MCLC: more hugs please

Denton, Kirk denton.2 at osu.edu
Thu May 8 09:58:37 EDT 2014


MCLC LIST
From: kirk (denton.2 at osu.edu)
Subject: more hugs please
***********************************************************

Source: Sinosphere blog, NYT (5/7/14):
http://sinosphere.blogs.nytimes.com/2014/05/07/more-hugs-please-were-chines
e/

More Hugs Please, We’re Chinese
By DIDI KIRSTEN TATLOW

Of all the changes to sweep China since the death of Mao Zedong in 1976 —
stock markets, private cars, fashion — one thing seemed not to have
changed: No hugging. Chinese were physically reserved.

That’s changing now.

Recently, it seems like everyone is hugging. Friends are hugging. Family
members are hugging. In hugging between Chinese and non-Chinese, it was
non-Chinese who once foisted physical affection on the Chinese. Today it
may be a Chinese initiating contact. The tables are turning.

My children’s Chinese piano teacher hugged my Irish mother-in-law the
first time she met her, last year. My mother-in-law was moved, but the
Irish, like the English, aren’t really known for overt displays of
physical affection, and the surprise was written on her face.

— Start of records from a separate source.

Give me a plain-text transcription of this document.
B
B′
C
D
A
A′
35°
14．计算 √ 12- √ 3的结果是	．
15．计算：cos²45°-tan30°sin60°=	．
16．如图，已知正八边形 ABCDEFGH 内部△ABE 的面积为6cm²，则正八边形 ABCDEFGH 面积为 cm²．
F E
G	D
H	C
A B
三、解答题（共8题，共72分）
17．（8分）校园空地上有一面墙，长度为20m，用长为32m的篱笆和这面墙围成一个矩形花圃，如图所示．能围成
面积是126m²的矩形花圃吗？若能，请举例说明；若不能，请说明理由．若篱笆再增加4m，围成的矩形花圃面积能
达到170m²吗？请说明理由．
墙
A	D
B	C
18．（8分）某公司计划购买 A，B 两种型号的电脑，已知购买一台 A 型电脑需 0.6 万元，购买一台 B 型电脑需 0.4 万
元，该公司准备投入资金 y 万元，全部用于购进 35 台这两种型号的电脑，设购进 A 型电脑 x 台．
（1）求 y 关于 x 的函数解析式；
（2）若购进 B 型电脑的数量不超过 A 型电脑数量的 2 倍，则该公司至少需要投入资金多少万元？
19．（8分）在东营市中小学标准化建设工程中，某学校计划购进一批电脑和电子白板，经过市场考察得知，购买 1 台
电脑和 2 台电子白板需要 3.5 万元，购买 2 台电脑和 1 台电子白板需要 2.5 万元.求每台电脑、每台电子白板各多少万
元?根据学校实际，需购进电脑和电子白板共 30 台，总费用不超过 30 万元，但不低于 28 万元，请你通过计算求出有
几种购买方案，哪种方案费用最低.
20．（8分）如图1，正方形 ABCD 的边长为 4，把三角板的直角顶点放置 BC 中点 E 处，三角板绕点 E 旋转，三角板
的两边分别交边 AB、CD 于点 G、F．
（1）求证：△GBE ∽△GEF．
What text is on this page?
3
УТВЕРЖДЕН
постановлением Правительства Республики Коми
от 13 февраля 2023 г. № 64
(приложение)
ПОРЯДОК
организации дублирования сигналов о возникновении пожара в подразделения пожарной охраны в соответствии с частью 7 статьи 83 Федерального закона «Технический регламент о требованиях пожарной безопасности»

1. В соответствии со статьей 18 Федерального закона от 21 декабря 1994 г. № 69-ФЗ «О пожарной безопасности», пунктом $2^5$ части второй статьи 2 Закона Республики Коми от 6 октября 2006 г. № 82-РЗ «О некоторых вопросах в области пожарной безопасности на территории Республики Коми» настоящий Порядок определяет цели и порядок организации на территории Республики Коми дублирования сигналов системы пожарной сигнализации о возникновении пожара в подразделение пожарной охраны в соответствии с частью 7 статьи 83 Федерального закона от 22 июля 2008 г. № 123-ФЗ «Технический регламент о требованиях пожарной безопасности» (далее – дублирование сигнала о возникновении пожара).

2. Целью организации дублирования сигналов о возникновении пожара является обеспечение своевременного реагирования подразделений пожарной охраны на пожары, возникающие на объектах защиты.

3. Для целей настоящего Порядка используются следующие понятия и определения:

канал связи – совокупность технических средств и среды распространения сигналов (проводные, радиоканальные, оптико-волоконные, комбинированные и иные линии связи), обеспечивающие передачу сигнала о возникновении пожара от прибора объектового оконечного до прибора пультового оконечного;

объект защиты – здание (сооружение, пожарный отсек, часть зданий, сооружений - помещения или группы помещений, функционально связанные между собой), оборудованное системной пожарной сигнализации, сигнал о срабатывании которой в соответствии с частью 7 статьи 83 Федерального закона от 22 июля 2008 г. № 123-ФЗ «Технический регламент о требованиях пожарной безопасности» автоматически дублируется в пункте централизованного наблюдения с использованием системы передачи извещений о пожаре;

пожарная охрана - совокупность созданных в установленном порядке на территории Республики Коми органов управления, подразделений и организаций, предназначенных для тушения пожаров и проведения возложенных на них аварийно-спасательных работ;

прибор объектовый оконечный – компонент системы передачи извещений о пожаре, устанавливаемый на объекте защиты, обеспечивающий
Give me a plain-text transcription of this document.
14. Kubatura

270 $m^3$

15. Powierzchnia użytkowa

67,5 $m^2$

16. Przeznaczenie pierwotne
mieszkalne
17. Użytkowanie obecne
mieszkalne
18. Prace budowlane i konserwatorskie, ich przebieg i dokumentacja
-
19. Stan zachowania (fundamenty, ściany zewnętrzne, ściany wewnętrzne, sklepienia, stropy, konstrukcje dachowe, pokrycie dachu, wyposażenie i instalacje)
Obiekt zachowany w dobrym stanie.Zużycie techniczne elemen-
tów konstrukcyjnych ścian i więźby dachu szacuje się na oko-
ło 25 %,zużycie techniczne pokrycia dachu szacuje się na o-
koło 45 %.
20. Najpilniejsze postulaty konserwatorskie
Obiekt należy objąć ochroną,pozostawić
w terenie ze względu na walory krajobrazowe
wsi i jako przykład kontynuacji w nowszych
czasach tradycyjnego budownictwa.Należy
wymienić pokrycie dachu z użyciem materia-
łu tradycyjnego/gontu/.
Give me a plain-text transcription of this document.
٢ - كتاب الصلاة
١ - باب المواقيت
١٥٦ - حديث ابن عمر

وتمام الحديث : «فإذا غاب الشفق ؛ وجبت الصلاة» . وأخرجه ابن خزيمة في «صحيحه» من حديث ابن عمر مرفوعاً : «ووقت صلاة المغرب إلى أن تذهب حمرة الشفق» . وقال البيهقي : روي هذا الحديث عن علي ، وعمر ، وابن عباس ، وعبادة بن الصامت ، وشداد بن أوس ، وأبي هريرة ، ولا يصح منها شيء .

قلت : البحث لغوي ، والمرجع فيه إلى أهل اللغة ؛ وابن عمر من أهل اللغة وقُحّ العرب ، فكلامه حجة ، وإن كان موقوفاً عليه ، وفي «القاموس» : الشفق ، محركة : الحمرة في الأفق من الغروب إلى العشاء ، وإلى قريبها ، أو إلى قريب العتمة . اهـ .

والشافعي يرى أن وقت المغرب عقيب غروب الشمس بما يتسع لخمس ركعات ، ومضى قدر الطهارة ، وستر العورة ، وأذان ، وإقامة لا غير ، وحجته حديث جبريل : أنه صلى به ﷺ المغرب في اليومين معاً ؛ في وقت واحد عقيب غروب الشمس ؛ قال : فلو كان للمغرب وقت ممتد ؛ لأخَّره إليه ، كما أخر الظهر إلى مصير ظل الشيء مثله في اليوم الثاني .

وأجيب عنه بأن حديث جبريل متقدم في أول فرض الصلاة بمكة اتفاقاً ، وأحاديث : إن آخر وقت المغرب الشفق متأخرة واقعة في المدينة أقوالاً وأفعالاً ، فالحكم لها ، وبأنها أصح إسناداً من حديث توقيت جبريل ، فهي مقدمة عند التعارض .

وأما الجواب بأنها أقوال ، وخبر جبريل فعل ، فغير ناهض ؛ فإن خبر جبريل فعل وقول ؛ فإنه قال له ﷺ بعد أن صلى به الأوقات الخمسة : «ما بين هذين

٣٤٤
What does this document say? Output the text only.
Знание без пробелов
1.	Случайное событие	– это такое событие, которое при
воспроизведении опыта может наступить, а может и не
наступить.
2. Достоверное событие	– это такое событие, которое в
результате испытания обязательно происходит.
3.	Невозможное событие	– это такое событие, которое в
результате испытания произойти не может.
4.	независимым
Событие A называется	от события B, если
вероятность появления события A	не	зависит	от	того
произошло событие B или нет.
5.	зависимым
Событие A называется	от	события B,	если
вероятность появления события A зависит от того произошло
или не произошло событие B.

Teachers are joining in. In Nanjing, the Liuhe District Experimental
Elementary School began a class in emotional intelligence last fall,
concerned that children lacked it and would thus be held back in the
world, the newspaper Modern Express reported.

The third graders’ homework: Hug your parents tonight. Sixty schools in
the district now have emotional intelligence classes, the newspaper said.

Most friends I’ve asked say the change is due to exposure to the West,
especially huggy North America. But other Asian nations — even formal
Japan — may also be involved, according to a recent article in China Daily
headlined "Students Use Hugs to Ease Tensions"
<http://www.chinadailyasia.com/news/2014-04/17/content_15130914.html>. It
described "hugging activities" between a group of Japanese studying in
Beijing and Chinese passers-by, in which the students hugged about 200
Chinese in an effort to warm feelings between people of the two nations
sparring over territory in the East China Sea.

The initiator, Watanabe Kohei, said, "The Chinese were a bit shy in giving
hugs," but friendly.

Not everyone is joining in. Hugging is still not appropriate in a
professional context — unless everyone is drunk. The website eDiplomat
<http://www.ediplomat.com/np/cultural_etiquette/ce_cn.htm> is probably
right to advise foreign diplomats not to hug their Chinese counterparts.
"The Chinese dislike being touched by strangers," it warns. "Do not touch,
hug, lock arms, back slap or make any body contact."

In a post titled "Why We Chinese Don’t Hug," the blogger Zhuhai Ah Long
attributed <http://blog.sina.com.cn/s/blog_470cfc750100guyv.html> the
reluctance to sexual frisson. Hug a member of the opposite sex, and, "What
if ripples start undulating in the girl’s heart?" Plus, he said, Chinese
prefer quality to quantity.

"We want each time that members of the opposite sex touch to be a thrill,"
he wrote. "If we’re hugging all day long, hugging people who shouldn’t be
hugged, then the thrill will evaporate, and that’s just a waste."

In 2003, Lu Ming, a Chinese author based in the United States, wrote a
book titled "Chinese Lack Hugs."

"Back then people really hugged very little, even in families," he wrote
in an email. "I cannot remember being hugged by my father and mother."

"That’s changed now, and I think it’s good," he said. "We can use body
culture to overcome Chinese people’s tradition of reserve. Limbs are also
a language and a form of contact. A sincere hug makes people feel warm and
comforts them."

Mr. Lu attributes the change to increasing international contact, the
media, Chinese living overseas and reading foreign literature. He made a
point of hugging his mother and sisters when he visited China.

"When my mother was still living and in good health, I would hug her, and
she was very moved. And my sisters would say, ‘You are already
Westernized,’ but they liked it. Life is very short, and you don’t know
when you will see someone again."

Arriving in Berlin from China recently, I watched as two generations of
Chinese hugged at the airport, a younger couple greeting an older couple
who had been on my flight.

The older couple appeared to be the young woman’s parents. Mother and
daughter hugged. That wasn’t too surprising. Women are huggier than men,
everywhere. But then the young man stepped up to the older man and hugged
him. And the older man hugged him back, stiffly, but smiling.